Page:Revue des Deux Mondes - 1855 - tome 10.djvu/325

Le texte de cette page a été corrigé et est conforme au fac-similé.

ils montent silencieusement du sein de l’abîme : un jour la glace, chose fragile, craque, et tout finit par la débâcle.

A Rome, les temps de la liberté agitée n’ont pas laissé de grands monumens comme les jours paisibles de la servitude; mais ils ont laborieusement élevé un monument plus respectable que la cloaca, le cirque, le temple du Capitole : ce monument, c’est la grandeur du peuple romain. Les plébéiens surtout bâtissaient alors peu de temples; mais leurs traces sont ailleurs : elles sont sur ces collines où ils se réfugiaient pour réclamer un droit iniquement refusé, et d’où ils ne descendaient qu’après l’avoir conquis; elles sont sur le mont Aventin et sur le Mont-Sacré.

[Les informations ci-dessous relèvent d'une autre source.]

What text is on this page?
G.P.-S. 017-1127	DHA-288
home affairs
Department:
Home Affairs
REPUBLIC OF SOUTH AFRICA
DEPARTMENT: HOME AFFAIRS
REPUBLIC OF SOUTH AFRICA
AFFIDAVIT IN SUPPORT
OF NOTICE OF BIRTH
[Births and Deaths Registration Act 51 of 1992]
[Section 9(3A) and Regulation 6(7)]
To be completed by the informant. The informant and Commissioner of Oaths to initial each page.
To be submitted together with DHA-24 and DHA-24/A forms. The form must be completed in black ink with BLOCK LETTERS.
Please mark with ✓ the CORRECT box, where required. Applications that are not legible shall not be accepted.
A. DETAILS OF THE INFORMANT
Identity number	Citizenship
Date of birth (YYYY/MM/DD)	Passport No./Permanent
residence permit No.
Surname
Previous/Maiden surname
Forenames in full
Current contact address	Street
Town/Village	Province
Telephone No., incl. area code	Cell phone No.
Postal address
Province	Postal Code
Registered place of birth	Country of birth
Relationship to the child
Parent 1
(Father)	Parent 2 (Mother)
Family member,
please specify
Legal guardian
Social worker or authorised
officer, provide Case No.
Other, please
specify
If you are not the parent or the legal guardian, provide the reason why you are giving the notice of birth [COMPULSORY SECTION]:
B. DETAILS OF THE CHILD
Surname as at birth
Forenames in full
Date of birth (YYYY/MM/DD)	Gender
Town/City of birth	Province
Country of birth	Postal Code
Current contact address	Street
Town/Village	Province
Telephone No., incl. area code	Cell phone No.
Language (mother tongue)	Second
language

Cet usage de se retirer ainsi en masse sur un lieu élevé me paraît un souvenir de l’établissement primitif des cités latines. Les plébéiens, je le répète encore d’après Niebuhr, c’étaient surtout les étrangers, les familles nouvelles opprimées par les familles indigènes. Les pauvres, les déshérités de la fortune s’unissaient aux déshérités du pouvoir politique : à l’oppression des patriciens ils opposaient une retraite, une secession sur quelque sommet dont les patriciens ne s’étaient pas emparés par la consécration augurale, par une prise de possession religieuse. Dans la ville, c’était sur l’Aventin, exclu de l’enceinte sacrée; hors de la ville, sur le mont Velia, qui depuis lors s’appela le Mont-Sacré, sacré en effet, car il fut le berceau des libertés populaires. Ils s’établissaient là, comme s’ils eussent voulu y former une ville indépendante. Ils menaçaient Rome, par une désertion générale, de la dépopulation et de la ruine. La première retraite sur le Mont-Sacré dura trois mois, et par suite une partie des terres resta sans culture. C’est qu’il s’agissait pour les plébéiens d’une très grande chose : il s’agissait d’instituer des magistrats de leur ordre qui pussent défendre leurs droits. Ils ne revinrent à Rome qu’après avoir obtenu la création des tribuns du peuple, c’est-à-dire en possession d’une magistrature à eux, qui fut dès lors leur garantie et prépara leur puissance. Cette concession des patriciens les décida, je crois, mieux au retour que l’apologue des membres et de l’estomac, qu’on donne gravement comme l’occasion de ce retour. Il y fallait autre chose qu’un conte ingénieux.

Le Mont-Sacré s’élève au bord de l’Anio, et on ne peut le visiter sans un certain respect. Seulement on le trouve bien petit pour le rôle qu’il a joué. N’importe, il est grand par ce qu’il rappelle, et puis à Rome tous les sommets se sont abaissés. Le Capitole aussi est une taupinière, mais cette taupinière s’élève plus haut dans l’imagination des hommes que les cimes sans histoire du Chimboraço et de l’Himalaya.